Souveraineté – Nation – Religion. Derrière ce titre trinitaire quasi-clausewitzien se trouve une confrontation de haut vol entre deux penseurs contemporains dont « la rencontre était improbable et la discussion semblait impossible ». D’un côté de la table, Jacques Sapir, économiste et penseur reconnu de la souveraineté, « celui qui ne croit pas au Ciel ». De l’autre, Bernard Bourdin, philosophe, théologien et historien des idées politiques, « celui qui croit ». Entre ces deux « antinomies incarnées », s’engage sous le patronage de Bertrand Renouvin – directeur politique de Royaliste – un dialogue d’une grande fécondité entre deux visions complémentaires à la confluence des défis actuels de l’individualisme consumériste, du multiculturalisme et du fondamentalisme religieux.
Loin de nous plonger d’emblée dans la contingence du « comment faire » face à ces angoissants défis contemporains, l’économiste et le théologien entreprennent en premier lieu une passionnante anthropologie de la notion de souveraineté et de son rapport au fait religieux en Occident. De l’Antiquité au Moyen-Âge en passant par l’empire romain, se déploient au fil des échanges deux lectures complémentaires de la souveraineté comme réponse au double besoin naturel de transcendance et de médiation inhérent aux sociétés humaines.
Le débat en vient ensuite à la place de l’Église dans l’histoire et au thème de la laïcité. En convoquant Spinoza et Bodin, Jacques Sapir montre qu’il est nécessaire de fonder l’organisation politique sur un « ordre démocratique » et que « seuls des critères politiques permettent de définir le peuple ». En théologien du politique, Bernard Bourdin lui donne la réplique, et ce faisant leur débat permet de clarifier le sens des mots : la loi de 1905 est repositionnée dans son contexte, les confusions entre laïcité et liberté de conscience sont levées, et la différence entre morale laïque et enseignement laïc de la morale clairement posée.
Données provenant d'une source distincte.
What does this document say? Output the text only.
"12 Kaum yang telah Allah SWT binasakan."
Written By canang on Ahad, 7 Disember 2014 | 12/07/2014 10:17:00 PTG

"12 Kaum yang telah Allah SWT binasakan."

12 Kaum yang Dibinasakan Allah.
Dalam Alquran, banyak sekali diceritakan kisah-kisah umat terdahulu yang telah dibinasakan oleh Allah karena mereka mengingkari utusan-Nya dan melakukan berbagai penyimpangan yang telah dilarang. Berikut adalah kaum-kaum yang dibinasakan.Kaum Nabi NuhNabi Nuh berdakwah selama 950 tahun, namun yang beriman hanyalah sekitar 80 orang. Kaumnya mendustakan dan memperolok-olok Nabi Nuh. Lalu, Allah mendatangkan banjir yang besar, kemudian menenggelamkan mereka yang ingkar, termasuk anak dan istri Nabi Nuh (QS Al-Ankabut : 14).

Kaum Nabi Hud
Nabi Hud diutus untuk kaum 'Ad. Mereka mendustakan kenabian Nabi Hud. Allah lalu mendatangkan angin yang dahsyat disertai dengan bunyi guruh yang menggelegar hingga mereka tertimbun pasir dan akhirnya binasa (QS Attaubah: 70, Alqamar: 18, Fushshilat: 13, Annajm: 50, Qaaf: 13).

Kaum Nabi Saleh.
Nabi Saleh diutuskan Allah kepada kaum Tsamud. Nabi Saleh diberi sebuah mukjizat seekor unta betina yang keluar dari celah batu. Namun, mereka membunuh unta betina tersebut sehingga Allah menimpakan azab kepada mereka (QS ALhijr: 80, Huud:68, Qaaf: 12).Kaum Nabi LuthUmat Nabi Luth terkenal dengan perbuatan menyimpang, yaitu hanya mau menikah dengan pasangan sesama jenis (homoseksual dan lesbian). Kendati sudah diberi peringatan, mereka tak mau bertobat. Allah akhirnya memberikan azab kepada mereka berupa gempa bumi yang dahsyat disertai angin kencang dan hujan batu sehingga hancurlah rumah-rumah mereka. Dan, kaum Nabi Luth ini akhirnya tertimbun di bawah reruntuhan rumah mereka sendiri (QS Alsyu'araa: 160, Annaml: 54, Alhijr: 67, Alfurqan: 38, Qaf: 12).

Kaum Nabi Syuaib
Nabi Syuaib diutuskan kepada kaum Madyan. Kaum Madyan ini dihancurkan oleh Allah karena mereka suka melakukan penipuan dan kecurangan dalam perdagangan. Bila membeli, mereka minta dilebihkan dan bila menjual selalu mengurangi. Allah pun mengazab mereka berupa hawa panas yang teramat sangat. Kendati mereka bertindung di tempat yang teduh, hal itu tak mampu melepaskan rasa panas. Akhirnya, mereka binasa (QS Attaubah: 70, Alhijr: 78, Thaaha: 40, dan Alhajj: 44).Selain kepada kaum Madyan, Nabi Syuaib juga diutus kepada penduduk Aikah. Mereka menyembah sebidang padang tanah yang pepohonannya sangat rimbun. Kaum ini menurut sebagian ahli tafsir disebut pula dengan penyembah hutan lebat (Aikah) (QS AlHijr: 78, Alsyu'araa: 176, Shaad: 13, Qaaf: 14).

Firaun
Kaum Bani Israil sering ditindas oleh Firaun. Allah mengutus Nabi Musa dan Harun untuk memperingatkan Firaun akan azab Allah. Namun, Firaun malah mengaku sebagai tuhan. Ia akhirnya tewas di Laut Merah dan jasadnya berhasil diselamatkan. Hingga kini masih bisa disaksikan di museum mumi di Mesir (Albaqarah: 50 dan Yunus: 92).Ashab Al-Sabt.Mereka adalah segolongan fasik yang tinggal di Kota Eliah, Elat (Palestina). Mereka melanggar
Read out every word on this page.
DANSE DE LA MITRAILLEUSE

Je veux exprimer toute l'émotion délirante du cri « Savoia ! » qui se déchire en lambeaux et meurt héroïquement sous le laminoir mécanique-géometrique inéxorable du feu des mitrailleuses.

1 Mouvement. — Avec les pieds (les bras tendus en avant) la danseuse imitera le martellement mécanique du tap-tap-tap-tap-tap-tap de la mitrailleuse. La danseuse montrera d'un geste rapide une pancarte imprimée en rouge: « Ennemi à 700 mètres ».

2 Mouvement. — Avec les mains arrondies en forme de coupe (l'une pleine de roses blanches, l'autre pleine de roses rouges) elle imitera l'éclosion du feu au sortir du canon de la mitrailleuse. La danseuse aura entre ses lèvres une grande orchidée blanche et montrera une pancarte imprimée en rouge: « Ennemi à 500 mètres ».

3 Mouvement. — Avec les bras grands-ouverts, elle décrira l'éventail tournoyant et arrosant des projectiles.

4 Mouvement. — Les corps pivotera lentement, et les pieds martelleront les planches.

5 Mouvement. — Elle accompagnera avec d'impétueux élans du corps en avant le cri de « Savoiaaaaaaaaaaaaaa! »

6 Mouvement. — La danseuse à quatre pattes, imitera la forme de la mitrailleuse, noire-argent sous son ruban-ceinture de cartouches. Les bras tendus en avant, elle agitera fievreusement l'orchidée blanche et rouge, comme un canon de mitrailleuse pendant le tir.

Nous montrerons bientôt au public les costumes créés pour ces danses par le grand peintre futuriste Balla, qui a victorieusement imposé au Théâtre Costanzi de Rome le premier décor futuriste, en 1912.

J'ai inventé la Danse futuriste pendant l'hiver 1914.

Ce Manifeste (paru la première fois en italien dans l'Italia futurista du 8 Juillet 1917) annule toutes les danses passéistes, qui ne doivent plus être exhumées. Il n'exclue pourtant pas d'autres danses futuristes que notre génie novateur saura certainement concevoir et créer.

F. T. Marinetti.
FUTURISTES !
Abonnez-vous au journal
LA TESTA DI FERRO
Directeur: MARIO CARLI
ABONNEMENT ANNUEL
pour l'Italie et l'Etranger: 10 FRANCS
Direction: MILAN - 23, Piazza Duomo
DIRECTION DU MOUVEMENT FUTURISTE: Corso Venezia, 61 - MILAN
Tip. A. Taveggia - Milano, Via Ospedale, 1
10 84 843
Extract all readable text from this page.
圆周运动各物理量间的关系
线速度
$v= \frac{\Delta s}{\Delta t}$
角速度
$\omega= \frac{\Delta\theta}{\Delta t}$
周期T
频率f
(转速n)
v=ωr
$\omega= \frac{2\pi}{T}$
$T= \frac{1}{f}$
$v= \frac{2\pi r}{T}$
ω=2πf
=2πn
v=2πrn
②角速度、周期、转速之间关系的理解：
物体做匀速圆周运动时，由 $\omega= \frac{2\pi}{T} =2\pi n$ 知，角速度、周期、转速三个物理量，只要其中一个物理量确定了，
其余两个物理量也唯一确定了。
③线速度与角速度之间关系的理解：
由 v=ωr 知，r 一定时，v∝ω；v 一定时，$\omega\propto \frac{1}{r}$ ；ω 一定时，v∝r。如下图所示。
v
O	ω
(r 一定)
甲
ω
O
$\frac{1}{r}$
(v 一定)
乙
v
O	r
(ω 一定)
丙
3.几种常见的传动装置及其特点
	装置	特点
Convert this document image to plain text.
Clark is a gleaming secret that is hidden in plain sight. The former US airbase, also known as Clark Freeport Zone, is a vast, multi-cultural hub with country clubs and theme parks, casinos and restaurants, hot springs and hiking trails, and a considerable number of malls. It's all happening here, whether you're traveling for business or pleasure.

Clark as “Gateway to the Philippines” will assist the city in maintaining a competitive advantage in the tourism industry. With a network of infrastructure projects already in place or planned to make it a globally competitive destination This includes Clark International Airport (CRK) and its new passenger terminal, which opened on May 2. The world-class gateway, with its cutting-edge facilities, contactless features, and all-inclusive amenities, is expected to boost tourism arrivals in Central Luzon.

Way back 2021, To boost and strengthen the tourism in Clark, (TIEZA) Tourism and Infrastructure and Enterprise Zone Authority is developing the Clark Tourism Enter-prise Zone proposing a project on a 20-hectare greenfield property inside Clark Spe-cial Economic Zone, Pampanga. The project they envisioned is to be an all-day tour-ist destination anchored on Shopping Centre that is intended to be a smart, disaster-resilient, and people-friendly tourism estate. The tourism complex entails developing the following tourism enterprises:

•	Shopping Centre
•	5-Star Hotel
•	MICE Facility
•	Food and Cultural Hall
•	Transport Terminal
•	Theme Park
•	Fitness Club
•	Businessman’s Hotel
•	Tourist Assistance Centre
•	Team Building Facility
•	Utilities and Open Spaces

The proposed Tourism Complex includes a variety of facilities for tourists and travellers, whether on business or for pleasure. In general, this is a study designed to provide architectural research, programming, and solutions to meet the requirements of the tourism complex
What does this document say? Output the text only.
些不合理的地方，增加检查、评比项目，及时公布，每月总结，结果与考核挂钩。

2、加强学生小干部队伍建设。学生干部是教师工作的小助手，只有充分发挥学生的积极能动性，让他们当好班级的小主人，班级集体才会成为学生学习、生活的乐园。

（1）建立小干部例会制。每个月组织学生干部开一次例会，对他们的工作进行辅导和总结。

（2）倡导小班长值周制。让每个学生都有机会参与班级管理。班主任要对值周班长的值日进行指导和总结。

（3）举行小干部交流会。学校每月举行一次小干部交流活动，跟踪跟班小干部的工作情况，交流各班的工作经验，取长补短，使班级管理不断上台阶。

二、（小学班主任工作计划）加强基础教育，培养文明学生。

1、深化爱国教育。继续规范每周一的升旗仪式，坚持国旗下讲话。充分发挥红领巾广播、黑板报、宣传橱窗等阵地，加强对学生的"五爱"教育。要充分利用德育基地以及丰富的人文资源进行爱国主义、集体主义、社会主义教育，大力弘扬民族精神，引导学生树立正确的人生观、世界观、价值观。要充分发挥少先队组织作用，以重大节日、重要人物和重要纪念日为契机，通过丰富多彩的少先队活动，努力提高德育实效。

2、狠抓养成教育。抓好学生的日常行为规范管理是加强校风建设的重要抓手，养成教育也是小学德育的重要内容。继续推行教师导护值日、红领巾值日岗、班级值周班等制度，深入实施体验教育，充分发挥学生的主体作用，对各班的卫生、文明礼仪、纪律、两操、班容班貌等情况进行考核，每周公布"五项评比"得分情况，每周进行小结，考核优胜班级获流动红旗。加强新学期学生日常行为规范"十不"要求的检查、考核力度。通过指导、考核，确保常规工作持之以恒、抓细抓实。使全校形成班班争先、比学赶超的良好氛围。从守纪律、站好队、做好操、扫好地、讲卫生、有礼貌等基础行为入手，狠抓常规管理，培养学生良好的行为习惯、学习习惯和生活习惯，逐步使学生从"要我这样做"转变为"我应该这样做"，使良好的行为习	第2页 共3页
Au fil des échanges, le rapprochement des notions de laïcité et de souveraineté donne lieu à une mise en exergue du rôle fondamental – indispensable [1] – des frontières dans le fait démocratique. De la dialectique entre souveraineté et religion émerge naturellement le rôle unificateur du troisième sommet trinitaire, la nation, qui fédère un peuple « politique » et non pas uniquement « culturel ». En examinant la nation à l’épreuve de la conflictualité actuelle – chapitre VI – les deux penseurs offrent des réflexions très pertinentes sur le rapport de la nation à l’idée de paix et sur le besoin de « prendre au sérieux la guerre », même limitée – comme cela est le cas face au terrorisme islamiste.
Ce dialogue s’achève sur la question de la place actuelle de la religion dans l’espace public. Rappelant le besoin fondamental de transcendance, Bernard Bourdin en appelle à une nouvelle articulation entre les sphères publiques et privées pour relever les défis théologico-religieux actuels. Jacques Sapir estime quant à lui que le besoin d’une médiation au-dessus des individus, pour décider et trancher, n’a jamais été aussi fort.
Au total, loin d’être une forme d’alliance de la carpe et du lapin, cet échange vivant et amical offre au lecteur une réflexion stimulante pour distinguer l’essentiel de l’accessoire s’agissant de la souveraineté nationale et de son rapport à la chose religieuse en Occident. Alors, « dilemme ou réconciliation ? » comme le laisse entendre le titre. Laissons la parole aux personnages : « BB : Jacques, entre toi et moi, la guerre des deux France n’existe pas ? JS : Non, elle n’existe pas ! ».
[1] Thierry Baudet : Indispensables frontières, Pourquoi le supranationalisme et le multiculturalisme détruisent la démocratie ; Éditions du Toucan, 2015 ; 592 pages.